Why I, Hannah Krauss, Write | Teen Ink

Why I, Hannah Krauss, Write

April 15, 2024
By HannahRainK SILVER, New York, New York
HannahRainK SILVER, New York, New York
6 articles 0 photos 0 comments

I was told to cut close to the bone, but the bone is less dense than I thought. I tried to dig deep, but all I found was that shimmering image Joan Didion described so beautifully just on the surface of my skin. I didn't have to dig whatsoever to find the answer to "Why I Write." 

 I write to encapsulate the memories and feelings you can only try to put into words. I write so others can understand the emotions I undergo, the memories I have lived, and the struggles I have faced head to head. I push my writing to feel like an itch in the brain, where everything clicks into place. I like when it comes easily, when I don't have to stop and think. It feels like an electric pulse exits the tips of my fingers and flows into the keys, and creates a magical scene. I like when the harsh, gentle or bland details come into play. I like to describe everything like it was the first time I experienced it. I like when I get an idea and jot it down in my notes app, whether it is a one-sentence or novel-length thought engraved in my phone. I like discussing the uncomfortable and challenging the comfortable. I like finding a synonym for an adjective I have used too many times. I like finding a phrase that captures exactly what I am trying to get across. I like translating my ideas onto a page so everything looks a little clearer.

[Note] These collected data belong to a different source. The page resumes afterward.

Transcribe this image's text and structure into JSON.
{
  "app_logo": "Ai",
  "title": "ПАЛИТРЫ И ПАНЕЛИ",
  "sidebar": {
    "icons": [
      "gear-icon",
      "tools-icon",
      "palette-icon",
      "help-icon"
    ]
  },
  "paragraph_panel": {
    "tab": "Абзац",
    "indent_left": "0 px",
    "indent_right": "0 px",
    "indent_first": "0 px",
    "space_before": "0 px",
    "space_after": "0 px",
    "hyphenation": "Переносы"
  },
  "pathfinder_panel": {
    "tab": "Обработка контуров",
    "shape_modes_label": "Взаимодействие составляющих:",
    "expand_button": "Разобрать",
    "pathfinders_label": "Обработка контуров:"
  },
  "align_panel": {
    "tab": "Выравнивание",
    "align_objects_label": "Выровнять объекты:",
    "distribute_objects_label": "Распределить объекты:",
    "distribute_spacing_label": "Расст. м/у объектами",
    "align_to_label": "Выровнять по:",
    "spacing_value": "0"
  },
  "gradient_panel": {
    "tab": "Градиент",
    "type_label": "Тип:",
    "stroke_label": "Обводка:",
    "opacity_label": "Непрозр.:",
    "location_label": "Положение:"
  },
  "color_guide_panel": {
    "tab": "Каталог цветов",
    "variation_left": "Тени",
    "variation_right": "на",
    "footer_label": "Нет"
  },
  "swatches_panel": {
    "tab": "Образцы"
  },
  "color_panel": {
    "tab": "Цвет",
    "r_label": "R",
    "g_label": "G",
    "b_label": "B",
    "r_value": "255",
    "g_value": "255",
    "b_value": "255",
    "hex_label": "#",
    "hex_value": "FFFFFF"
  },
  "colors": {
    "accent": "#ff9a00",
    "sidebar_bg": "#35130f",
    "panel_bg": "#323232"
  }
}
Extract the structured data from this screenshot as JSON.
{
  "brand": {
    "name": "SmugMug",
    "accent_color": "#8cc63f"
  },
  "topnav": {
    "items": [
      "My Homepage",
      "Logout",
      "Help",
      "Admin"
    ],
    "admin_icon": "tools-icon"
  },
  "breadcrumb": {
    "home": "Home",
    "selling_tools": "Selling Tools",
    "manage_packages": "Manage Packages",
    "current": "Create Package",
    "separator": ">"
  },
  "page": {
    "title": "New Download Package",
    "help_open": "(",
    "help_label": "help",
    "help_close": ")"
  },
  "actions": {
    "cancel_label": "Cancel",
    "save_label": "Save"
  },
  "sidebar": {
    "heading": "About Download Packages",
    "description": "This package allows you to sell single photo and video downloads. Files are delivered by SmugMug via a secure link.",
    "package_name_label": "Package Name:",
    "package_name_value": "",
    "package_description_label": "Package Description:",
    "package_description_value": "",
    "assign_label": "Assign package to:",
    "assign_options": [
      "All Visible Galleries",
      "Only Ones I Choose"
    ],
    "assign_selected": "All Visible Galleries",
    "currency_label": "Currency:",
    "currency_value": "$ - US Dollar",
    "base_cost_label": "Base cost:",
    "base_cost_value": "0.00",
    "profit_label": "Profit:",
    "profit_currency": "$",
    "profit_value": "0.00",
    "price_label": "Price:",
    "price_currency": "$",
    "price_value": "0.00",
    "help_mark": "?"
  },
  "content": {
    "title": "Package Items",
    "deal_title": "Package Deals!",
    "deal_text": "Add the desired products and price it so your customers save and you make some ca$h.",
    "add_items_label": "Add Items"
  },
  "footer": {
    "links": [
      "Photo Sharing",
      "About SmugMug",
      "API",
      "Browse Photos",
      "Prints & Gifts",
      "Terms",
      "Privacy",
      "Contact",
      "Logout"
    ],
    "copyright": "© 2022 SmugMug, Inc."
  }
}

I write as a time capsule. Often, I find myself scrolling through my Google Docs. I scroll down to 2016, that fourth-grade writer. I scroll down to 2019, that seventh-grade writer. I scroll not so far away to 2022, that sophomore writer. I like to scroll. When just days or weeks go by, you can't see the upward growth, but when it's been seven years since I was a fourth-grade writer, it's all there, more clearly than ever. If and when I forget that I have improved, I scroll down to remind myself I just keep learning and growing. It is only up from here. I wrote through the lonely middle school years, and even if I didn't know the difference between your and you're, I love every piece my small, stubby hands have written. Right now, I may love or despise my writing, but when I am a published author, I will laugh and smile at how cute it was that I tried at all.

I write to avoid STEM. Writing can feel like a way out of the math and science this world offers. It's hard for me; it doesn't come to me like my friends who are choosing between Advanced Calc BC or, Linear Algebra AB or another complex math course. I just take precalc, and it isn't even pretty. It doesn't flow like when I sit in my stuffed animal-invested bed, moving the sentences in my mind onto the cracked computer screen. I like the flow like a salty sea.

I am not necessarily convinced I am a good writer; I just made my grandmother cry after I wrote a deep story about death in 6th grade and was told that I had a talent for my age. I ran with that comment. I ran all the way through the B+ I got on a personal essay I thought was the best thing man has ever created. I cried after that B+, as if tears rolling down my chubby, damp cheek would turn it into an A. As Didion mentions, it took me a bit to realize writing isn't about being good or bad. It's about that sparkling glimpse in my eye when an outline turns into a first draft and that smirk on my face when I get that powerful final sentence. It's about the process and every comma in between. It's about realizing math might not be my thing, but I have this cool other talent those nerds don't. 


The author's comments:

I am a High School Junior at The Nightingale-Bamford School in New York City.  I serve as a featured columnist for,The Spectator, Nightingale's school newspaper. I am an aspiring writer hoping to study American Studies in College.